O INSS (Instituto Nacional do Seguro Social) alterou as regras para a concessão do salário-maternidade a mulheres autônomas. A mudança foi publicada na quinta-feira (10) no Diário Oficial da União, por meio de uma instrução normativa, e atende a uma determinação do Supremo Tribunal Federal (STF).
Com a nova regra, autônomas passam a ter direito ao benefício com apenas uma contribuição à Previdência Social, assim como já ocorre com trabalhadoras contratadas pela CLT (Consolidação das Leis do Trabalho). Até então, era exigido o mínimo de dez contribuições para que essas seguradas recebessem o salário-maternidade.
Quem é afetado pela nova regra do salário-maternidade
Antes da alteração, apenas as trabalhadoras com carteira assinada — ou seja, seguradas empregadas — tinham direito ao salário-maternidade sem necessidade de cumprir carência. Já as seguradas contribuintes individuais (como autônomas e profissionais liberais) e facultativas (que contribuem de forma voluntária ao INSS) precisavam cumprir 10 contribuições mensais para acessar o benefício.
Com a atualização, todas as categorias de seguradas do INSS passam a ter direito ao salário-maternidade sem exigência de carência, garantindo maior uniformidade no acesso ao benefício.
O que é o salário-maternidade e como funciona
O salário-maternidade é um benefício previdenciário pago pelo INSS durante o período de afastamento da segurada em razão do parto, adoção, guarda judicial para fins de adoção ou aborto legal.
Atualmente, o benefício pode ser concedido por um período de até 120 dias, e o valor depende da categoria da segurada. No caso das empregadas com vínculo formal, o pagamento é feito diretamente pelo empregador e reembolsado pela Previdência. Para as demais categorias, o INSS realiza o pagamento diretamente.
A nova regra simplifica o acesso para mães que trabalham por conta própria ou contribuem facultativamente, eliminando o requisito de carência que poderia representar uma barreira em momentos de vulnerabilidade.

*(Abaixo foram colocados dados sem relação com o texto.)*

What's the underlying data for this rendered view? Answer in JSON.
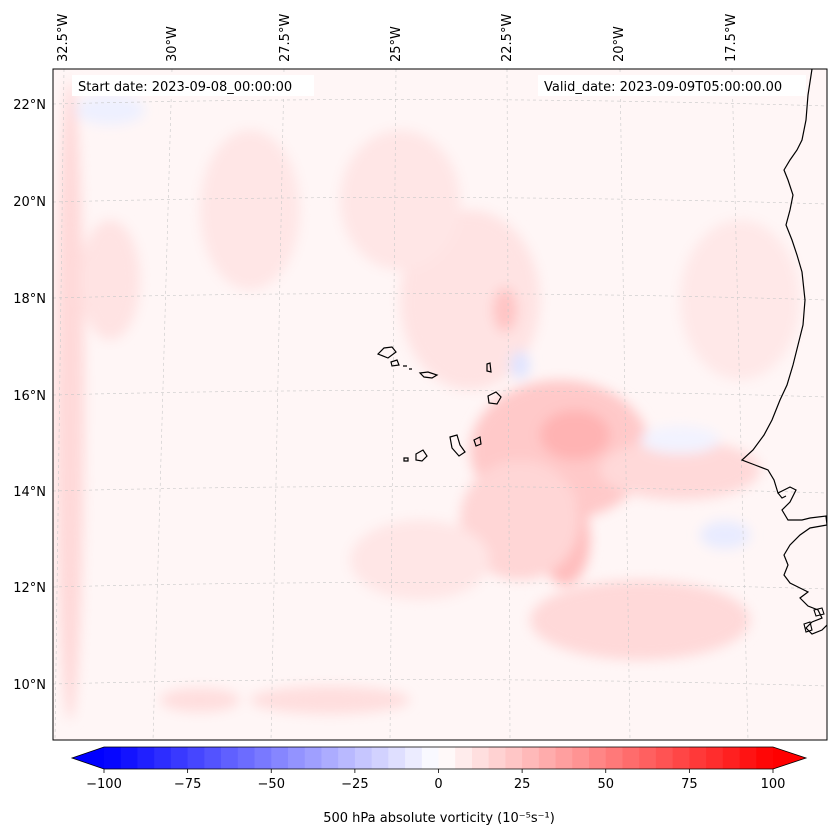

Impacto para contadores e contribuintes
A dispensa de carência no salário-maternidade traz reflexos diretos para escritórios de contabilidade, profissionais de departamento pessoal e seguradas que atuam como autônomas.

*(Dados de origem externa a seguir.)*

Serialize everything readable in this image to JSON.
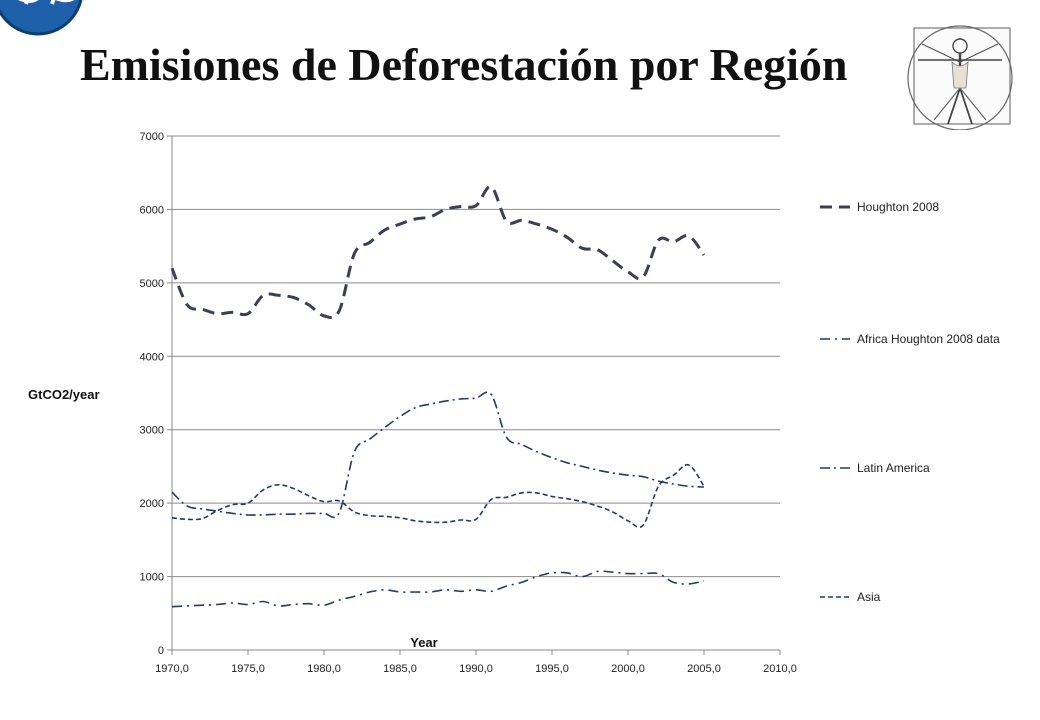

A partir de agora, não é mais necessário verificar o cumprimento de 10 contribuições mensais para requerer o benefício, o que reduz o risco de negativa por parte do INSS e facilita o planejamento previdenciário de clientes.
Segundo especialistas em Direito Previdenciário, a nova regra garante maior proteção social às mulheres que contribuem sem vínculo empregatício, especialmente aquelas em início de atividade ou com histórico de contribuições intermitentes.
Como solicitar o salário-maternidade sem carência
A solicitação do benefício continua sendo feita por meio do portal ou aplicativo Meu INSS. A segurada deve seguir os seguintes passos:
- Acessar o site meu.inss.gov.br ou o aplicativo;
- Selecionar a opção “Pedir benefício”;
- Escolher “Salário-maternidade”;
- Anexar os documentos solicitados, como certidão de nascimento ou guarda judicial;
- Acompanhar o andamento do pedido na mesma plataforma.
O prazo médio de concessão varia entre 30 e 45 dias, e o pagamento é retroativo à data do evento, desde que a solicitação seja feita no prazo legal.